Data center dynamics

Power consumption and cooling of mission critical IT facilities remains a key concern, according to professionals who attended DatacenterDynamics New York.

For TFM‘s coverage of this topic, see “Ensuring The Data Center” from the archives.

George Rockett, conference director, DatacenterDynamics says, “The data center industry may be booming, but there is a fundamental need to address power, cooling, and knowledge issues. Increasing power densities, whether they are from networked storage, communications equipment and or more commonly from servers, are all contributing. The move to towards blade servers for example, has enabled dramatic increases in server density and performance with improved flexibility, reliability and reduced costs. However, the associated power and cooling requirements are necessitating a redesign of existing data centers as well as a rethink of the way that new data centers and LAN environments are deployed. Although the introduction of multi-core processors is touted as one solution, they are a short term answer to what is a long term problem. From ASHRAE to IBM and APC the delegates discussed the design, architecture and implementation methods for dealing with blade server cooling, and options and practical solutions for new, retrofit and existing environments.”
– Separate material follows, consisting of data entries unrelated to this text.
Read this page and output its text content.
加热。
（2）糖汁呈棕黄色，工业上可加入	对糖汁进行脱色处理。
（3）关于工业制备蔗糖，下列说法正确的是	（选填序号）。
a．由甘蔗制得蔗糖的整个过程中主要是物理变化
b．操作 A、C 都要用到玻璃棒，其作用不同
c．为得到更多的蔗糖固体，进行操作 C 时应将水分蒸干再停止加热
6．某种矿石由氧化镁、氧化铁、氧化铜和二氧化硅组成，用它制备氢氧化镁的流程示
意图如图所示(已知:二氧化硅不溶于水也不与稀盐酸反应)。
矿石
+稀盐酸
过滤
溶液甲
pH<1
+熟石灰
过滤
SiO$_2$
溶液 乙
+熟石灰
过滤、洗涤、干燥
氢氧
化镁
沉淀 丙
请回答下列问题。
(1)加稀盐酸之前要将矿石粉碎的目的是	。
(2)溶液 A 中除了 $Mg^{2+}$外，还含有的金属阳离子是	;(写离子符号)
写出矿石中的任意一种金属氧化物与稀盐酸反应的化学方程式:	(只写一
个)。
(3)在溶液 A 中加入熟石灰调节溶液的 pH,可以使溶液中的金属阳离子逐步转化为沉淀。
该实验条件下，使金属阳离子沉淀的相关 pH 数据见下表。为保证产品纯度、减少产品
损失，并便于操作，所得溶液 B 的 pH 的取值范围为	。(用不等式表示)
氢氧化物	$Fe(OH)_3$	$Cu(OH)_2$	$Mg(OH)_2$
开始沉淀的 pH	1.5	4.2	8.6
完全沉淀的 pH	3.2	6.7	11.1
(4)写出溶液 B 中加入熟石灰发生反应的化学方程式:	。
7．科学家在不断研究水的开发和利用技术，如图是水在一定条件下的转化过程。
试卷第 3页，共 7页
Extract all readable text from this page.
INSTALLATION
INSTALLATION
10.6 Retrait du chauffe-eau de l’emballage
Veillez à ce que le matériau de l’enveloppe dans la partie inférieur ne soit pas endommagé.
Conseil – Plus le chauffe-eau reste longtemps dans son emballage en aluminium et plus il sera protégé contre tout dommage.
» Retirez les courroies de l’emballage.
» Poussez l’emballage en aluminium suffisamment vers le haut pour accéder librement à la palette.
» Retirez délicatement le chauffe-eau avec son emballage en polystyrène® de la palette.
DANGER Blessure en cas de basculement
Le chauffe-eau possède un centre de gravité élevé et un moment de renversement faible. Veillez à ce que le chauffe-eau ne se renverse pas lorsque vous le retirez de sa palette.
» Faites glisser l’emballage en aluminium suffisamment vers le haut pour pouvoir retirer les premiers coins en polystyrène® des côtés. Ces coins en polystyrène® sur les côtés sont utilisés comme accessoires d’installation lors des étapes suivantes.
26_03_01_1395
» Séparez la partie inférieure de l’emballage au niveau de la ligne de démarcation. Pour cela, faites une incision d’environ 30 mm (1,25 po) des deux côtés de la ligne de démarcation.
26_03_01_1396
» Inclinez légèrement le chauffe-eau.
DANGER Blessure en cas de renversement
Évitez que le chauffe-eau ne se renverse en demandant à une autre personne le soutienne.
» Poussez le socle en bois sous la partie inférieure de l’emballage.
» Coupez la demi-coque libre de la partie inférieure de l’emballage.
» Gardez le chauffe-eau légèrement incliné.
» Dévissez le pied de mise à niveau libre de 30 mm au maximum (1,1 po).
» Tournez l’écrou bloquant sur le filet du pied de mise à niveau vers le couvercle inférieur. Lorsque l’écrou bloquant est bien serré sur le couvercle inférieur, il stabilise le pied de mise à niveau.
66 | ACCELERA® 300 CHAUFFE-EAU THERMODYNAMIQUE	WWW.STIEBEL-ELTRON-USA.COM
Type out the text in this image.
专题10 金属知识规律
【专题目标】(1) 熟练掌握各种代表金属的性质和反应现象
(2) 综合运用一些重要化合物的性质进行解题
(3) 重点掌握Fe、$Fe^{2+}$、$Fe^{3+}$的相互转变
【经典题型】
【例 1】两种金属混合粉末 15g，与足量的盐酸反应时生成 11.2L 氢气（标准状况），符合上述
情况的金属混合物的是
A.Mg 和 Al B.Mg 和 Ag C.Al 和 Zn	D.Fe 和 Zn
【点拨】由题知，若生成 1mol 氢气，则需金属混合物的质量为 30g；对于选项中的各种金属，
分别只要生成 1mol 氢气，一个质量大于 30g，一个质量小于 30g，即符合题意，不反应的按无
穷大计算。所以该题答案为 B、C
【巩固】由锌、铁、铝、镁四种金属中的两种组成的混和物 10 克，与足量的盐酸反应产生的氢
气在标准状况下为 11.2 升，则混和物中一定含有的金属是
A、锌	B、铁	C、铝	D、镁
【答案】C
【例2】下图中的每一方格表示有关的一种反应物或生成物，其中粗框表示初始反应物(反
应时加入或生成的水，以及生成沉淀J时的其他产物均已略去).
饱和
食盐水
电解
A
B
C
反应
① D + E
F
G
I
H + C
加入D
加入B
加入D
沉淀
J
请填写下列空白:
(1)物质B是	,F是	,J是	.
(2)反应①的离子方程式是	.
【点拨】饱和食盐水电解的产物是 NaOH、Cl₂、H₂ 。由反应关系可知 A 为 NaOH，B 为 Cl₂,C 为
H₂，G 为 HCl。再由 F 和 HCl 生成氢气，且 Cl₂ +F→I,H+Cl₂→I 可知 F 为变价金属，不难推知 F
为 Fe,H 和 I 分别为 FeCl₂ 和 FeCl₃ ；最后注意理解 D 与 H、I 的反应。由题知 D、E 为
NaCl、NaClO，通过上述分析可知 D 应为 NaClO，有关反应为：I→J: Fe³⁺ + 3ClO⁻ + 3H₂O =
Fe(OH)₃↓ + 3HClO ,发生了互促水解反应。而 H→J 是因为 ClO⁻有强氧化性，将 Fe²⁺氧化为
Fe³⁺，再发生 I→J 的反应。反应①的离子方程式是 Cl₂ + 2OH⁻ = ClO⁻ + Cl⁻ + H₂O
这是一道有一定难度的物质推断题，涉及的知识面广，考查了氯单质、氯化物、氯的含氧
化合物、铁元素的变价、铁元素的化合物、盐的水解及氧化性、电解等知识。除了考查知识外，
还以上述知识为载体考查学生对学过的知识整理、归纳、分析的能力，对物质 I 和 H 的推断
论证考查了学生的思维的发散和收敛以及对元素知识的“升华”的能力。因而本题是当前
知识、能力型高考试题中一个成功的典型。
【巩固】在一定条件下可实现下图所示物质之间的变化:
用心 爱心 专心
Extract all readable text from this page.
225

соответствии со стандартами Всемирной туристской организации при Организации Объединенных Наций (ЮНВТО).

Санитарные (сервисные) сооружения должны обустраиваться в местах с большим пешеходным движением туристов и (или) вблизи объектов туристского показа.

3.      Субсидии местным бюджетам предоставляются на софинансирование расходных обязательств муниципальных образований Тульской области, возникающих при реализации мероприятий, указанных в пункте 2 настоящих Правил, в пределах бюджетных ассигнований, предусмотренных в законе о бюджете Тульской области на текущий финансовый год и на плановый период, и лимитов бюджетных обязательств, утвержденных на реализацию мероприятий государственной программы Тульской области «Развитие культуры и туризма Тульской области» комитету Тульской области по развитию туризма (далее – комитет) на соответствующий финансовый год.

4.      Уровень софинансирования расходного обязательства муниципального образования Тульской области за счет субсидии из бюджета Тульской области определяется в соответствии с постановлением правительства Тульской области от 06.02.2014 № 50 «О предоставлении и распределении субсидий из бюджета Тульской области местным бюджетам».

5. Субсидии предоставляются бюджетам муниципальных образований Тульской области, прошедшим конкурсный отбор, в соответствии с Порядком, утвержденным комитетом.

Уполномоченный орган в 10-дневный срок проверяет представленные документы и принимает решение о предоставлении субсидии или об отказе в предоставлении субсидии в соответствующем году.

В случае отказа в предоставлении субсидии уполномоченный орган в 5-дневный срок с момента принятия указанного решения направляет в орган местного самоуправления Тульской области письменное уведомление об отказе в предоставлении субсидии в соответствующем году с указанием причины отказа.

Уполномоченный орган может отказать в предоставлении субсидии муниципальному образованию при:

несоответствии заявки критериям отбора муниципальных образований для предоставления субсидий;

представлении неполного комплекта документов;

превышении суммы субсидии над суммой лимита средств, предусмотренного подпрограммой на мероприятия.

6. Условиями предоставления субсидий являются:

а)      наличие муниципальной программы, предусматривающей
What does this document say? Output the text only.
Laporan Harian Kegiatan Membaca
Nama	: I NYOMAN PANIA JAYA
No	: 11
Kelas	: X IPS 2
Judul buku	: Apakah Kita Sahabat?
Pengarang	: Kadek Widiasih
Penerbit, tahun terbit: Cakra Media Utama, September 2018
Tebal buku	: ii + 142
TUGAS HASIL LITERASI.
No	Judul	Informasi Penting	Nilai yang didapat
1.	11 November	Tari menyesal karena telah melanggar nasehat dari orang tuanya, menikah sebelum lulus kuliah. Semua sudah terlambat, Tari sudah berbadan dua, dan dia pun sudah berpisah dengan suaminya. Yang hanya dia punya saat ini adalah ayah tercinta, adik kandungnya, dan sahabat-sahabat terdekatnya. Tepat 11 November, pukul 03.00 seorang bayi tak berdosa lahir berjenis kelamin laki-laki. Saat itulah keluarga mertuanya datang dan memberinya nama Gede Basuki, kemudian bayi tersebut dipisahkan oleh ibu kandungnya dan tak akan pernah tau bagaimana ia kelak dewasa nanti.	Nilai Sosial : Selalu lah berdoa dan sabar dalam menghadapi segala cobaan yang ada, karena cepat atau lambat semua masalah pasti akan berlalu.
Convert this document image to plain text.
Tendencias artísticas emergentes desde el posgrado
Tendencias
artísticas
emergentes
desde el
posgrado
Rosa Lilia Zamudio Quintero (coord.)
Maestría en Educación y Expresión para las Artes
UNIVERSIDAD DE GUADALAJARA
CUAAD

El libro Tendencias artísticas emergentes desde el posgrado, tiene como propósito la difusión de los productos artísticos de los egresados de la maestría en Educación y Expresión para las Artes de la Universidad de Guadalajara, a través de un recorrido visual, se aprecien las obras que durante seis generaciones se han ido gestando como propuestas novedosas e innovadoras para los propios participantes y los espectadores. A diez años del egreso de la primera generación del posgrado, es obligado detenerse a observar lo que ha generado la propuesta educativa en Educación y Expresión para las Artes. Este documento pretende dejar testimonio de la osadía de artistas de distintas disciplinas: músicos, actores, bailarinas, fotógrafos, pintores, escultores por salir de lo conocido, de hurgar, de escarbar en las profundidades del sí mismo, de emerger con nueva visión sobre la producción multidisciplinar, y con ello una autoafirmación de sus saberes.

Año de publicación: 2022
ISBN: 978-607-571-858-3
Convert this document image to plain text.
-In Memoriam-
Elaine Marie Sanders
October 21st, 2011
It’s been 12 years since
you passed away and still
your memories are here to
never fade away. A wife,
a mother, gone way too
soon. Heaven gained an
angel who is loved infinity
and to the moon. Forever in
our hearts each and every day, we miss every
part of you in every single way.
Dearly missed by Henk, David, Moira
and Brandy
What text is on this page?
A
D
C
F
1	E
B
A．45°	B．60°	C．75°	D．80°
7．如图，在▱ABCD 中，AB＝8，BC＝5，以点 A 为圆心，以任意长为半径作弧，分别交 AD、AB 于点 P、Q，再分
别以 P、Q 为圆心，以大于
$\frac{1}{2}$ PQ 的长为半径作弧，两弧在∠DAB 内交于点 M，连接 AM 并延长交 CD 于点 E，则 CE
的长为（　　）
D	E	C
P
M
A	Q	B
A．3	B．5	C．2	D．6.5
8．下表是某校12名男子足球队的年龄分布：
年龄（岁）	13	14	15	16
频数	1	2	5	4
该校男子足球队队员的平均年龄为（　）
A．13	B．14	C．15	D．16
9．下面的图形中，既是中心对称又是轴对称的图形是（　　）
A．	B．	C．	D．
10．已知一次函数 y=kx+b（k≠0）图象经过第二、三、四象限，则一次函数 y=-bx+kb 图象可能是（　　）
Rockett continues, “Another key issue facing large organizations is whether ownership of the data center should reside with Facility or IT management. There exists a lack of understanding between these two disciplines which is undoubtedly leading to problems. IT wants to run more applications and demands greater scalability, and this requires better hardware. But adding more hardware presents engineering problems and IT needs to recognize this. Similarly, the guy providing services into the datacenter needs to understand that as value of data has grown, the high cost of downtime and the penalties served by regulatory bodies have brought facilities sharply into focus for corporate executives.”

He concludes “What’s clear is that these are truly global problems. We have delegates attending not just from local markets but flying in from all over the globe to attend our events and they are all talking power, cooling and the need for standardized training.”

Other topics discussed included:
The return of liquid cooling to data centers. A key theme was the return of chilled water to data center environments. Stephen Worn, global conference chairman says: “Given the shear power needed, the requirement for liquid cooling to remove heat generated from IT equipment, isn’t just an option, in many cases it is the only solution. As the IT market continues to focus on maximizing the number of server blades per enclosure, traditional air-cooled server cabinets often cannot support the dramatic escalation in heat loads and new solutions are required. Enclosure-based liquid-cooling solutions not only represent next-generation cooling strategies, offering more effective heat transfer and removal from high-density installations, they are the ideal solution for the compact environments within the New York metropolitan area.”

“Conventionally cooled data centers are facing almost overwhelming problems regarding the cooling of high performance servers, with CRAC systems having a notional cooling limit of 3-5kW per cabinet. The problem many delegates face is that their cooling requirement per rack greatly exceeds this level. The event showcased very latest water-cooled thermal solutions which offer a dramatic advance in cooling capacity and can also achieve significant reductions in overall operating cost. We saw a range of solutions discussed and insight into the latest cooling options presented by experts from around the world, solutions included everything from entry level up to 35kW per single cabinet.”

Energy efficiency. The need control energy bills was also a hot topic, Worn comments, “As loads increase and vendors continue to pack more servers into a smaller footprint, energy costs rise as does the demand on the mission critical infrastructure. The cost of power and its efficient delivery was one of the top issues throughout the day, and discussing the ‘The Power Gap’ came from every direction – from maximizing data center energy efficiency through power-saving designs, technologies and DC-based solutions, through to scalable UPS systems, and battery versus rotary solutions. Data center operators must look to design for thermal management, cooling performance and energy transmission efficiency in the next 18 months to manage and limit the predictable high density power and cooling costs.”

Design issues. The aging data center stock brought fiber and total network/transport layer design issues to the fore. Worn says, “Fiber management represents a minor portion of the capital outlay in a datacenter, in fact the total cost can be less that 3%, however the role of this fundamental medium is critical to the reliability and availability of operational high capacity systems, and with ever increasing server densities fiber design, implementation and management is even more mission critical. From poor installation, the limitation in this medium, to rushed ongoing commissioning proper fiber management, the event highlighted the role of ensuring fiber integrity in terms of getting business to zero downtime to protect the life blood of the enterprise – data.”